Everything that you intend to keep can be sorted by category to make it easier to pack away – and find later. For example, we sort our own wardrobe into categories like denim, trousers, blouses, blazers, formal wear, etc. This way, she says, it’s far easier to pack away and is much quicker to pull items out in the mornings. The same basic rule applies to everything, especially toys.

7. Use a timer

It may sound crazy, but Anni advises using a timer set for ten or 15 minute increments. Work solidly for that ten minutes, and then make sure you can see what it is that you’ve put away.

8. Assess as you go

Once you’ve spent some time organising one area, take a breather and step back to take a look at what you’ve done. Ask yourself, ‘Is it working?’ This is the quickest and easiest place to make a change. Very often, what you plan might not be entirely practical for everyday life, so stop to check as you go, before you move onto the next task.

9. Be realistic about time

It’s a lovely idea to think that you’ll be able to sort out your whole playroom or closet in a day, but the chances are that you won’t be able to do it quite so fast. You may not get finished in a day, because it takes time to make decisions about where things go.

10. Reward yourself

Stay motivated with a reward system once you’ve completed a task – you’re worth it. Just don’t buy any more stuff. Get a massage, have a coffee break with friends or see a movie – reward yourself with a treat, not a thing.

11. Label everything

It may sound dorky, but all the experts agree – labelling is key. When items are labelled, it’s much easier to find what you need and pack it away consistently. There are lots of great labelling options available, and it can be very discreet.

12. Let it go!

Once you’ve gone through the process of sorting your items into the Keep, Donate and Toss piles, take them out of that room. For Trash this might mean the local dump or a recycling centre, while Donate items can go to any number of worthwhile charities. Many of these organisations will also collect from you.

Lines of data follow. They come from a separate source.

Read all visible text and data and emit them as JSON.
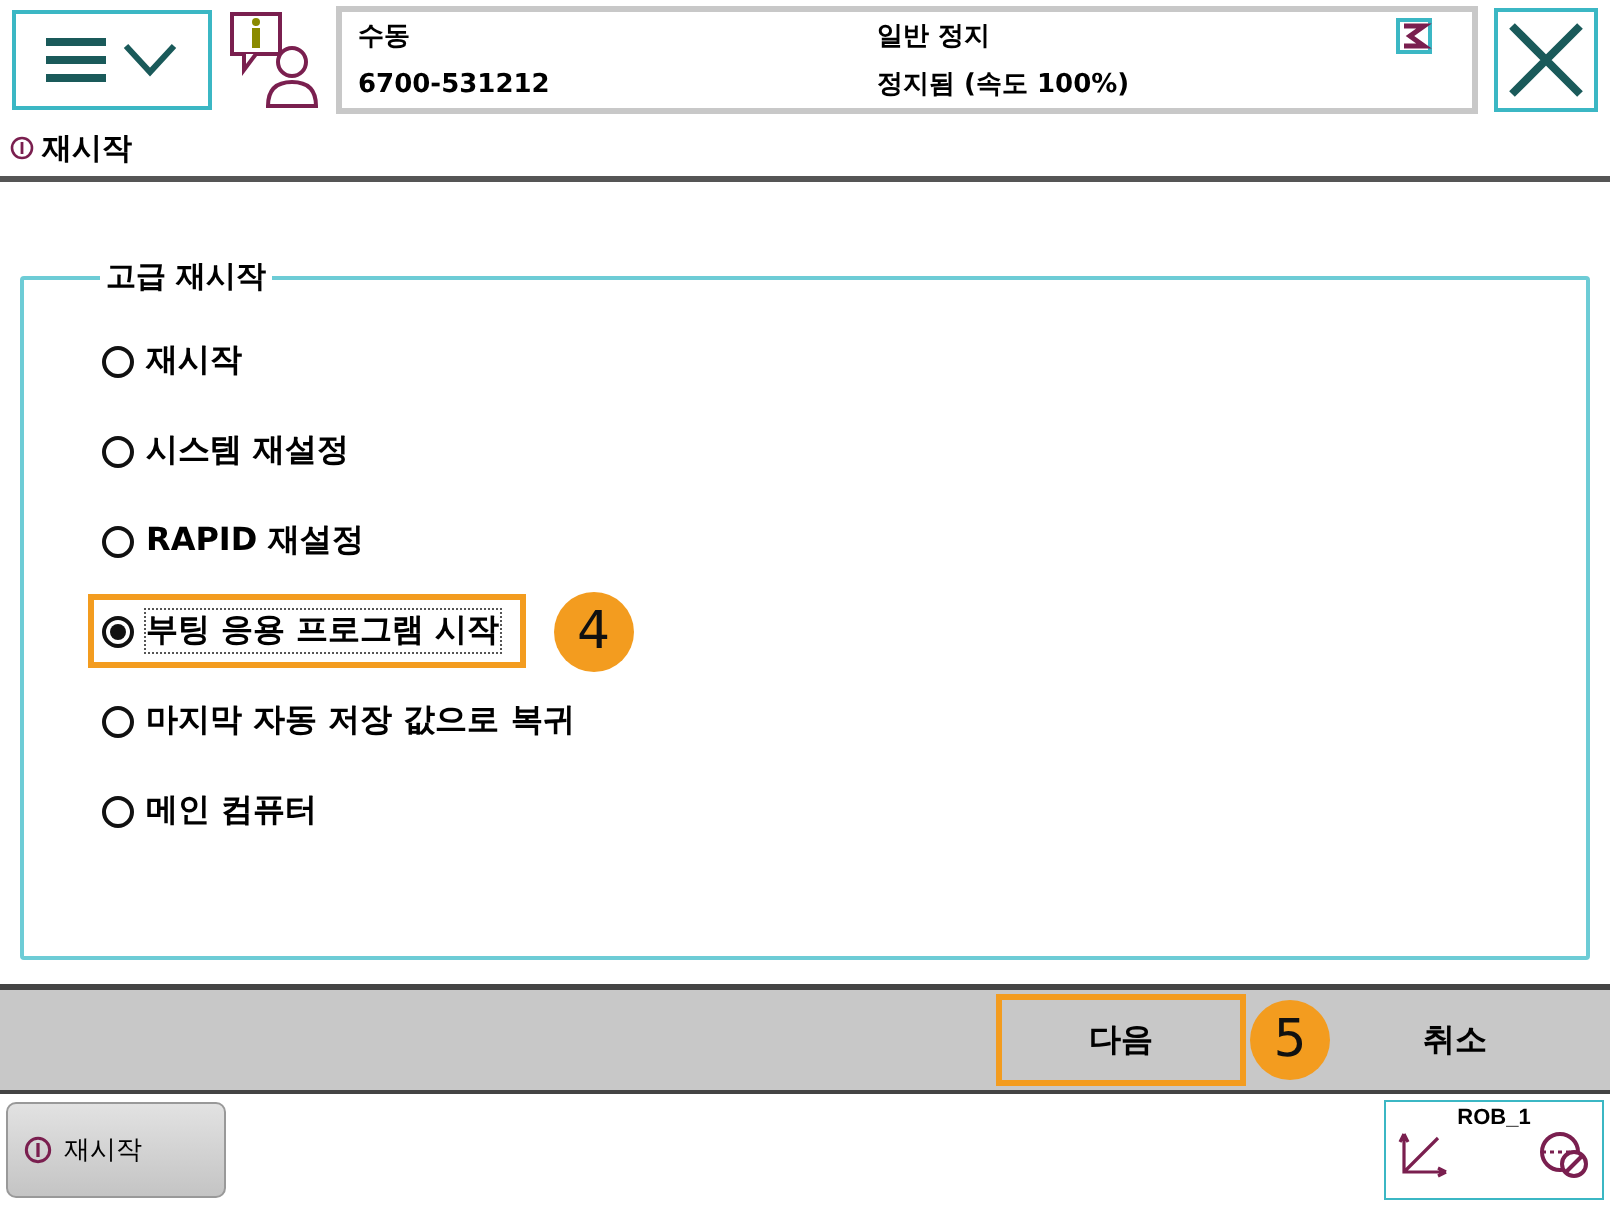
{
  "header": {
    "mode": "수동",
    "system": "6700-531212",
    "state": "일반 정지",
    "speed": "정지됨 (속도 100%)"
  },
  "title": "재시작",
  "group": {
    "legend": "고급 재시작",
    "options": [
      {
        "label": "재시작",
        "selected": false,
        "highlighted": false
      },
      {
        "label": "시스템 재설정",
        "selected": false,
        "highlighted": false
      },
      {
        "label": "RAPID 재설정",
        "selected": false,
        "highlighted": false
      },
      {
        "label": "부팅 응용 프로그램 시작",
        "selected": true,
        "highlighted": true,
        "callout": "4"
      },
      {
        "label": "마지막 자동 저장 값으로 복귀",
        "selected": false,
        "highlighted": false
      },
      {
        "label": "메인 컴퓨터",
        "selected": false,
        "highlighted": false
      }
    ]
  },
  "buttons": [
    {
      "label": "다음",
      "highlighted": true,
      "callout": "5"
    },
    {
      "label": "취소",
      "highlighted": false
    }
  ],
  "taskbar": {
    "app": "재시작",
    "robot": "ROB_1"
  }
}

13. How to win in the playroom

Any kids’ play area, particularly if it’s also a bedroom, can be a clutter magnet. Even if the room has multiple functions, it can still be kept tidy and well organised. Try to zone the room, with as little overlap between the different areas as possible. Use furniture to create sections for reading, painting and floor play.

14. Simple storage for kids

Let your children choose their own storage containers. Color coordinated containers or transparent ones make great storage for children. Label them or put a picture or photo on the outside to show what lives inside. Make sure the storage is easy to handle, and for young children, hampers or baskets kept at eye level or lower are simpler for tidying.

15. Use all your space

It’s not only floor, cupboard or under-bed space that’s available to you. You can also use high shelves to store items that have sentimental value, but aren’t played with that much.

16. Monkey see, monkey do

If you want your children to help you keep neat and tidy, you have to model the behaviour that you want them to emulate. Not only does this give them something to mimic, but your kids are learning to be self sufficient at the same time.

17. Allocate spaces to family members

This is no time to play the mommy superhero – to win the clutter war, you need the whole family on board. Make the rules for staying tidy together as a family so that everyone knows what they need to follow. Allocate areas of responsibility to family members, for example, the study to Dad, the playroom to the kids who play there, etc.

18. Shopping for products

Ahem, yes, it was the buying of things that got you into this position in the first place, but some well chosen organising products can make all the difference between calm and chaos. However, never buy organising materials until you know what you need to organise. Organising materials will not fix the problem if you are not committed to deciding where items belong and ensuring that what you purchased fits that space and your way of living.

19. Make it stick

Find a system that makes sense to you and is easy to maintain. Once you’ve done the hard work of decluttering your house, you must set a maintenance routine – use labels, have places for items to return to, set aside time each week to clear away – otherwise it will be all too easy to fall back into bad habits.